ВАСИЛИЙ. Человек не перестает чувствовать, когда начинает мыслить. Одно идет за другим каждый божий день до старости. А у тебя одно - вместо другого. Александр назвал это деревянной жизнью, и что-то в этом есть.
ПЕТР ИВАНОВИЧ. Просто он слишком испорчен дома, вот и развивается так медленно. Ничего, всему свое время. От многих глупостей я его предостерег, - и то хорошо.
ВАСИЛИЙ. Он не стал счастливее от твоих рассуждений. Счастье сделано из иллюзий, надежд, доверчивости к людям, уверенности в себе ….
ПЕТР ИВАНОВИЧ. Счастье человек себе добывает сам. Консультант - не господь бог. Мы только помогаем посмотреть на себя со стороны, увидеть, чего от нас ждет общество.
ВАСИЛИЙ. Так непременно и надо следовать всему, что требует общество?
ПЕТР ИВАНОВИЧ. Конечно. Мы ведь живем среди людей.
ВАСИЛИЙ. И при этом считать все ненадежным, надеяться только на себя?
ПЕТР ИВАНОВИЧ. А как иначе?
ВАСИЛИЙ. Надо больше любить дело, чем любимого человека, не надеяться ни на чью преданность, верить, что любовь должна кончаться охлаждением, изменой или привычкой?
ПЕТР ИВАНОВИЧ. Это, по-моему, общеизвестно.
ВАСИЛИЙ. Правда и то, что умом надо действовать с близкими людьми?
ПЕТР ИВАНОВИЧ (хватается за поясницу). Василий, хватить меня донимать. Я разогнуться не могу, а ты мне тут морали читаешь. Распустились работнички. Скажи там, в приемной, пусть еще пять минут подождут.
Василий уходит, Петр Иванович снова откидывается в кресле. Опять звучит плавная музыка и голос Петра Ивановича.
ПЕТР ИВАНОВИЧ. Я благодарю свое бессознательное за согласие на диалог, и прошу прощения, что не могу сейчас его продолжать. Может
быть, в обычной жизни, сегодня, завтра или послезавтра я увижу некий предмет или событие, которое подскажет мне, как правильно действовать дальше. Я снова обращаю внимание на свое тело и дыхание, свои руки. Мои ноги твердо стоят на полу, и я возвращаюсь к повседневным делам.
В комнату вбегает Александр.
ПЕТР ИВАНОВИЧ. Александр, мы ведь попрощались на сегодня. Меня ждут, я не могу сейчас тебя принять.
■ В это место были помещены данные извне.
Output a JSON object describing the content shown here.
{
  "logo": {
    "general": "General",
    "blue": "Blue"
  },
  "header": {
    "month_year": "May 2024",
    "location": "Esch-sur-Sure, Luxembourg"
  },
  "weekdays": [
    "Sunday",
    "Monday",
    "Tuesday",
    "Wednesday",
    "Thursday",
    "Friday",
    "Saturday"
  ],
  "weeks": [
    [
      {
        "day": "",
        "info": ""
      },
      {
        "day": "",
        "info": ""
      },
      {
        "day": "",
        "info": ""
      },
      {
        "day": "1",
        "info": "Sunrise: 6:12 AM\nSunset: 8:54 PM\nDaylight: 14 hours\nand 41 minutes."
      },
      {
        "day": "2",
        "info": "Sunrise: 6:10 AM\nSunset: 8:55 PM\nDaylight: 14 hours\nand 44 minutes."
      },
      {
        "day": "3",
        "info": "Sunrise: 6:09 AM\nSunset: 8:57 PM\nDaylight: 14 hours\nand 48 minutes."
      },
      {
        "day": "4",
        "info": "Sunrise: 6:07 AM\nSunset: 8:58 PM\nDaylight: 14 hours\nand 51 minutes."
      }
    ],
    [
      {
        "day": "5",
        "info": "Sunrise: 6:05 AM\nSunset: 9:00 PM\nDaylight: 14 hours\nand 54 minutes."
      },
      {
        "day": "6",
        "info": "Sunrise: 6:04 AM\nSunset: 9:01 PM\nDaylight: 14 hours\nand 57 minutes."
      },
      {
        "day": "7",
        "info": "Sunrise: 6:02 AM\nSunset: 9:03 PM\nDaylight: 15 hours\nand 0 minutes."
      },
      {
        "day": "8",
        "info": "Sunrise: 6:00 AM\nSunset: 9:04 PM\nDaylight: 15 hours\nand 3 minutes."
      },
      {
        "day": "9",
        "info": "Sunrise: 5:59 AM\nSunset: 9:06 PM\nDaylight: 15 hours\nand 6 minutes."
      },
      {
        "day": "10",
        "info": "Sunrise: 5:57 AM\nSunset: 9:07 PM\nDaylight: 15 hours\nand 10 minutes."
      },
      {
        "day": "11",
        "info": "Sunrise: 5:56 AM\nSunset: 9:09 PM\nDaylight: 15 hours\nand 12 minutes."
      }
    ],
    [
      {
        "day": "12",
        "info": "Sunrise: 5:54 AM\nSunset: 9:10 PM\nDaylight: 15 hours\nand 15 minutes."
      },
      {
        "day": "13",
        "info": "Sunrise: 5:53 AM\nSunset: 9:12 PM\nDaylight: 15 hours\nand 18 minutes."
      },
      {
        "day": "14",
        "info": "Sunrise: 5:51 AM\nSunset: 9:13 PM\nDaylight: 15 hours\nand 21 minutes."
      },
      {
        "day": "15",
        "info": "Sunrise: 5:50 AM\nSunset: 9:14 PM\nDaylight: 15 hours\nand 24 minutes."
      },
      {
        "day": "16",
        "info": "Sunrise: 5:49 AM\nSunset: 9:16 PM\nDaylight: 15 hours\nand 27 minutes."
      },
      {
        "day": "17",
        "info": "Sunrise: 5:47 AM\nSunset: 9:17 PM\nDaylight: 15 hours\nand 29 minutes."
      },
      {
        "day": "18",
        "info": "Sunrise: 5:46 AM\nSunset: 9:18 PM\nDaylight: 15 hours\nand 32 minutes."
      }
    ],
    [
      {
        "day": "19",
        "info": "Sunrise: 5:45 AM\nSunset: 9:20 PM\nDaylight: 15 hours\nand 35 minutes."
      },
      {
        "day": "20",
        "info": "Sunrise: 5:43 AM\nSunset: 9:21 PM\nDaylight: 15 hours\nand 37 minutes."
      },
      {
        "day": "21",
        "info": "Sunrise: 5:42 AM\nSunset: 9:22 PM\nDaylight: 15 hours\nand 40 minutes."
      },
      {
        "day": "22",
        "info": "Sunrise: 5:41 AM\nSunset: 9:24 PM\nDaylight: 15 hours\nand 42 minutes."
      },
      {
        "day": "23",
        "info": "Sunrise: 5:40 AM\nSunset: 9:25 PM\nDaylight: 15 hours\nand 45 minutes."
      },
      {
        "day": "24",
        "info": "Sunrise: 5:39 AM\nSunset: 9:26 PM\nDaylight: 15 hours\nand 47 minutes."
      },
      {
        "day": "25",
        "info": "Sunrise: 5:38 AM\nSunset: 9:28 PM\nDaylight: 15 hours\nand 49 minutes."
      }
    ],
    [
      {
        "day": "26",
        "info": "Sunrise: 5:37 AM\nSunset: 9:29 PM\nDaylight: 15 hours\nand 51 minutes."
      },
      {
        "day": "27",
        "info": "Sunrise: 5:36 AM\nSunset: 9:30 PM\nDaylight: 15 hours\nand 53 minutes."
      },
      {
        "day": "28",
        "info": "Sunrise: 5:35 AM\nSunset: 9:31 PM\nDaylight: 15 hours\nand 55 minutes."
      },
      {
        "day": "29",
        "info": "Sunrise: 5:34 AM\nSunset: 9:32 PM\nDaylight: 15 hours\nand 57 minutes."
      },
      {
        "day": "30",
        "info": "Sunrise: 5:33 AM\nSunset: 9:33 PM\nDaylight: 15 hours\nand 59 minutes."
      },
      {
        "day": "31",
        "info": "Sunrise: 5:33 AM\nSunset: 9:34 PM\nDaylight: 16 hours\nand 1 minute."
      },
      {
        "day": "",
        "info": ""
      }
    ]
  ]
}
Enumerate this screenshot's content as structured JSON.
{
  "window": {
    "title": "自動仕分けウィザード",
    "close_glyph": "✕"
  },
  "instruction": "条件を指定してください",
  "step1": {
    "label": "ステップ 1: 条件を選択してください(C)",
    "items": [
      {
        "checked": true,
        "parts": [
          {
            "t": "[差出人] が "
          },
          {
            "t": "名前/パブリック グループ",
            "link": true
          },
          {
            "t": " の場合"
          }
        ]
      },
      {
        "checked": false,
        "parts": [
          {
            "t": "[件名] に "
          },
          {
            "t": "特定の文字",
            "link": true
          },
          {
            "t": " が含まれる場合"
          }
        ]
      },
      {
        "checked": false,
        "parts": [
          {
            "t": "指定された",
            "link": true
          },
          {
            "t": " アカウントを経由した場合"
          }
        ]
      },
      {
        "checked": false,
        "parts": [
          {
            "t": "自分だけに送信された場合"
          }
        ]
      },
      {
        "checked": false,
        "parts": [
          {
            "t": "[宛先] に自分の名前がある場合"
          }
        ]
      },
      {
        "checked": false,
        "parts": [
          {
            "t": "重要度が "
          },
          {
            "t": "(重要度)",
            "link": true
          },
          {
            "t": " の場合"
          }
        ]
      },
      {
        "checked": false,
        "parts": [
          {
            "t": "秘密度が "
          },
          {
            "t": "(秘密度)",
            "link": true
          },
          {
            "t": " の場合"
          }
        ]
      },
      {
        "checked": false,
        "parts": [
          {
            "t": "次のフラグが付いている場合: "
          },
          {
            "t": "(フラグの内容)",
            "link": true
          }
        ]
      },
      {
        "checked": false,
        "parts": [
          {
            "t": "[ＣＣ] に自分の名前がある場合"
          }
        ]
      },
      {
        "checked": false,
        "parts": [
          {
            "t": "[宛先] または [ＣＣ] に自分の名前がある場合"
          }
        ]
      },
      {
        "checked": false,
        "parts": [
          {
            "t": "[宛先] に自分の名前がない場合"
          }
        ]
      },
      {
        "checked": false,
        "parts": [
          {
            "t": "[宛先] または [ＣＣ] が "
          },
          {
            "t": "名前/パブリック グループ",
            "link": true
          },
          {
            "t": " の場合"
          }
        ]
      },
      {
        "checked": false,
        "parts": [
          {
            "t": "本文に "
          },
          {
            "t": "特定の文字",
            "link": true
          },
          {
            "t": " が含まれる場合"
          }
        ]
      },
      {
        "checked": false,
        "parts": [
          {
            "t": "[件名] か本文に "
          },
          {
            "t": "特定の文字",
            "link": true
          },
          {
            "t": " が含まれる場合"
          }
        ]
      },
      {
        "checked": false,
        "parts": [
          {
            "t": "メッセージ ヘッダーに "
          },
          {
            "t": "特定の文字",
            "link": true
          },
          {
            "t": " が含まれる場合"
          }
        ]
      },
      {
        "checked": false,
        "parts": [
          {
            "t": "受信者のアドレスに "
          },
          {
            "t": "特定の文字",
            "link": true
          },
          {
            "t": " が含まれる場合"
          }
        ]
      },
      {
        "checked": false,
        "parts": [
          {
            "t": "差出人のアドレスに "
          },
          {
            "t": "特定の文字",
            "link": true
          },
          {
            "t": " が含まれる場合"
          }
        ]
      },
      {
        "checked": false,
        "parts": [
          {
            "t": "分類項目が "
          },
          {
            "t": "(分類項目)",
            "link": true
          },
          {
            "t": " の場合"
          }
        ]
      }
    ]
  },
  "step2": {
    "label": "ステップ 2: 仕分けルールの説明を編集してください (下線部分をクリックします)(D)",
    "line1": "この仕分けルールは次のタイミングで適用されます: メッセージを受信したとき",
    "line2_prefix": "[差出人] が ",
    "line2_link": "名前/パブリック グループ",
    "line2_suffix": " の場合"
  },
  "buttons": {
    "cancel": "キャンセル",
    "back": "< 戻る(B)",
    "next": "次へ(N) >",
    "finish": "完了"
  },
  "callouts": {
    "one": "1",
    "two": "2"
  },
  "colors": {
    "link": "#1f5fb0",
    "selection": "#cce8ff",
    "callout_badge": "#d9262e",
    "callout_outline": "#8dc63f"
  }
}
АЛЕКСАНДР. Я вас долго не задержу. И это единственный раз. Я пришел попрощаться насовсем.
ПЕТР ИВАНОВИЧ. И выражение лица снова дикое. Будто меня убить решил. Или не меня?
АЛЕКСАНДР. Убить…Что вы, Петр Иванович, не убить и не повеситься. Я просто больше не приду за вашими советами.
ПЕТР ИВАНОВИЧ. Ну… в общем-то, я должен радоваться, что ты стал самостоятельным и усвоил все, что мог, из наших бесед.
АЛЕКСАНДР. Первое, надеюсь, правда, второе - нет. Я мало что усвоил, я просто, наконец, окончательно понял, что они не для меня. Не хочу разбирать жизнь по косточкам, хочу просто жить.
ПЕТР ИВАНОВИЧ. Как же это не для тебя? Чем ты такой особенный?
АЛЕКСАНДР. Я постоянно наступаю на те же грабли и бываю смешон. Я напрасно слишком много требую от людей. Но лучше быть неправым, чем…неживым. Мне кажется, вы поняли мою натуру с первого раза и, несмотря на то, хотели переработать ее. Знайте же, что это невозможно... Вы только возбудили во мне борьбу двух различных взглядов на жизнь и не смогли примирить их. Все превратилось во мне в сомнение, в какой-то хаос.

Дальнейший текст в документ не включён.